Calabacitas
Calabacitas Recipe - Authentic Mexican Dish
Introduction
Calabacitas is a traditional Mexican dish that features zucchini as the star ingredient. This flavorful and colorful dish is a great way to enjoy the bounty of summer vegetables.
History
Calabacitas has its roots in Mexican cuisine, where zucchini is a popular vegetable used in a variety of dishes.
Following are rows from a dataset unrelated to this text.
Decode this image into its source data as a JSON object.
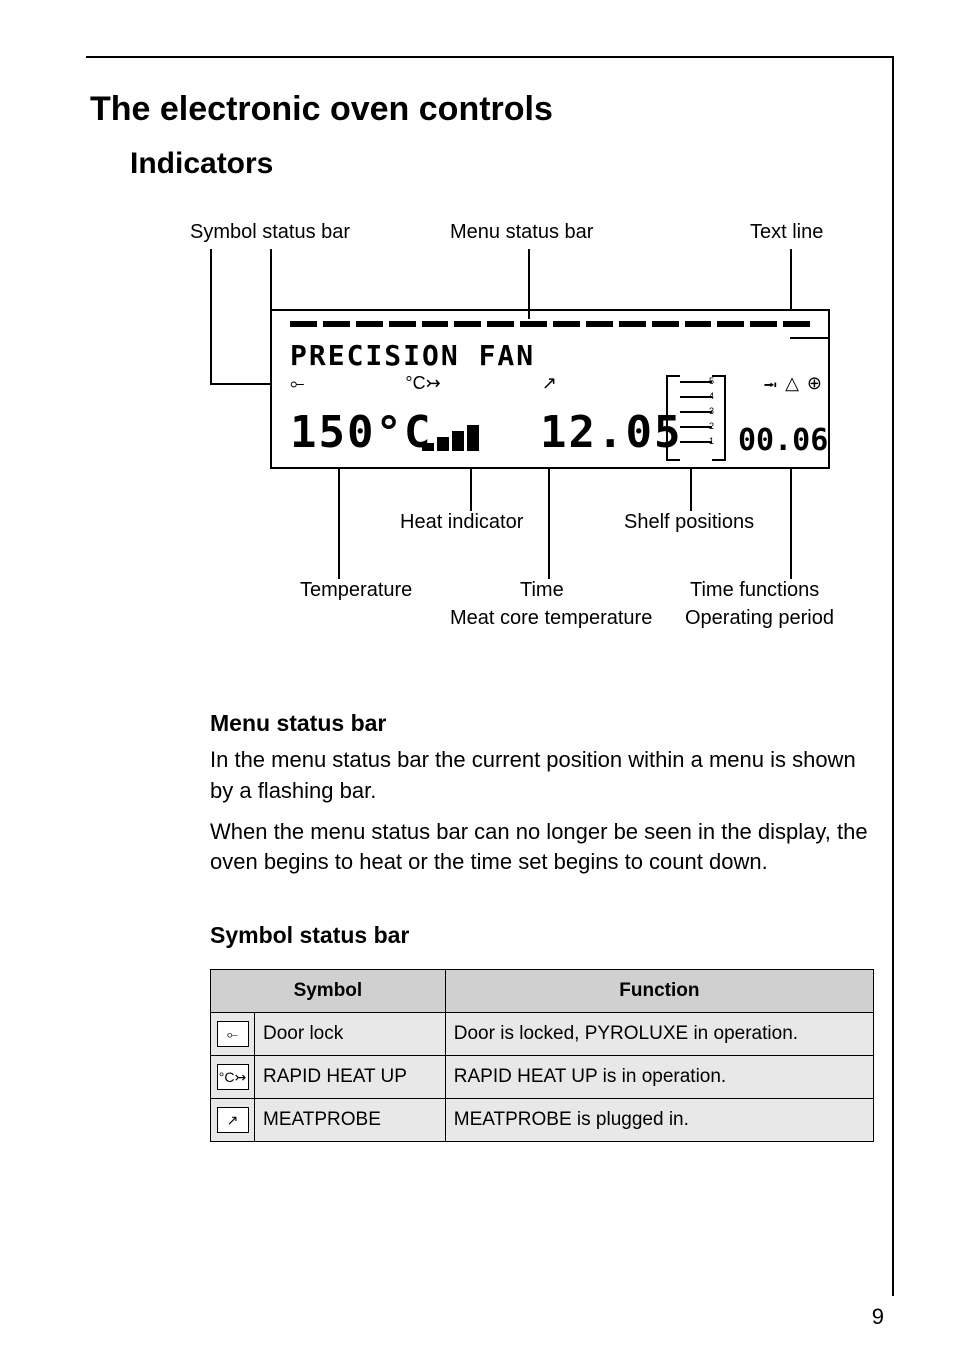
{
  "headings": {
    "h1": "The electronic oven controls",
    "h2": "Indicators",
    "menu_status": "Menu status bar",
    "symbol_status": "Symbol status bar"
  },
  "diagram_labels": {
    "symbol_status": "Symbol status bar",
    "menu_status": "Menu status bar",
    "text_line": "Text line",
    "heat_indicator": "Heat indicator",
    "shelf_positions": "Shelf positions",
    "temperature": "Temperature",
    "time": "Time",
    "meat_core": "Meat core temperature",
    "time_functions": "Time functions",
    "operating_period": "Operating period"
  },
  "display": {
    "mode_text": "PRECISION FAN",
    "temperature": "150°C",
    "clock": "12.05",
    "tf_time": "00.06",
    "shelf_levels": [
      "5",
      "4",
      "3",
      "2",
      "1"
    ]
  },
  "paragraphs": {
    "p1": "In the menu status bar the current position within a menu is shown by a flashing bar.",
    "p2": "When the menu status bar can no longer be seen in the display, the oven begins to heat or the time set begins to count down."
  },
  "table": {
    "head_symbol": "Symbol",
    "head_function": "Function",
    "rows": [
      {
        "icon": "⟜",
        "name": "Door lock",
        "func": "Door is locked, PYROLUXE in operation."
      },
      {
        "icon": "°C↣",
        "name": "RAPID HEAT UP",
        "func": "RAPID HEAT UP is in operation."
      },
      {
        "icon": "↗",
        "name": "MEATPROBE",
        "func": "MEATPROBE is plugged in."
      }
    ]
  },
  "page_number": "9"
}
The word "calabacitas" translates to "little squash" in Spanish, referring to the zucchini used in the dish.
Ingredients
- 1 tbsp canola oil
- 1 small onion, chopped
- 1 jalapeno pepper, chopped
- 2 lb (907 g) zucchini, thinly sliced in half rounds
- 0.5 cup corn kernels
- 0.75 tsp salt
- 0.5 tsp chili powder
How to prepare
- In a large skillet, heat oil over medium heat until it starts to shimmer.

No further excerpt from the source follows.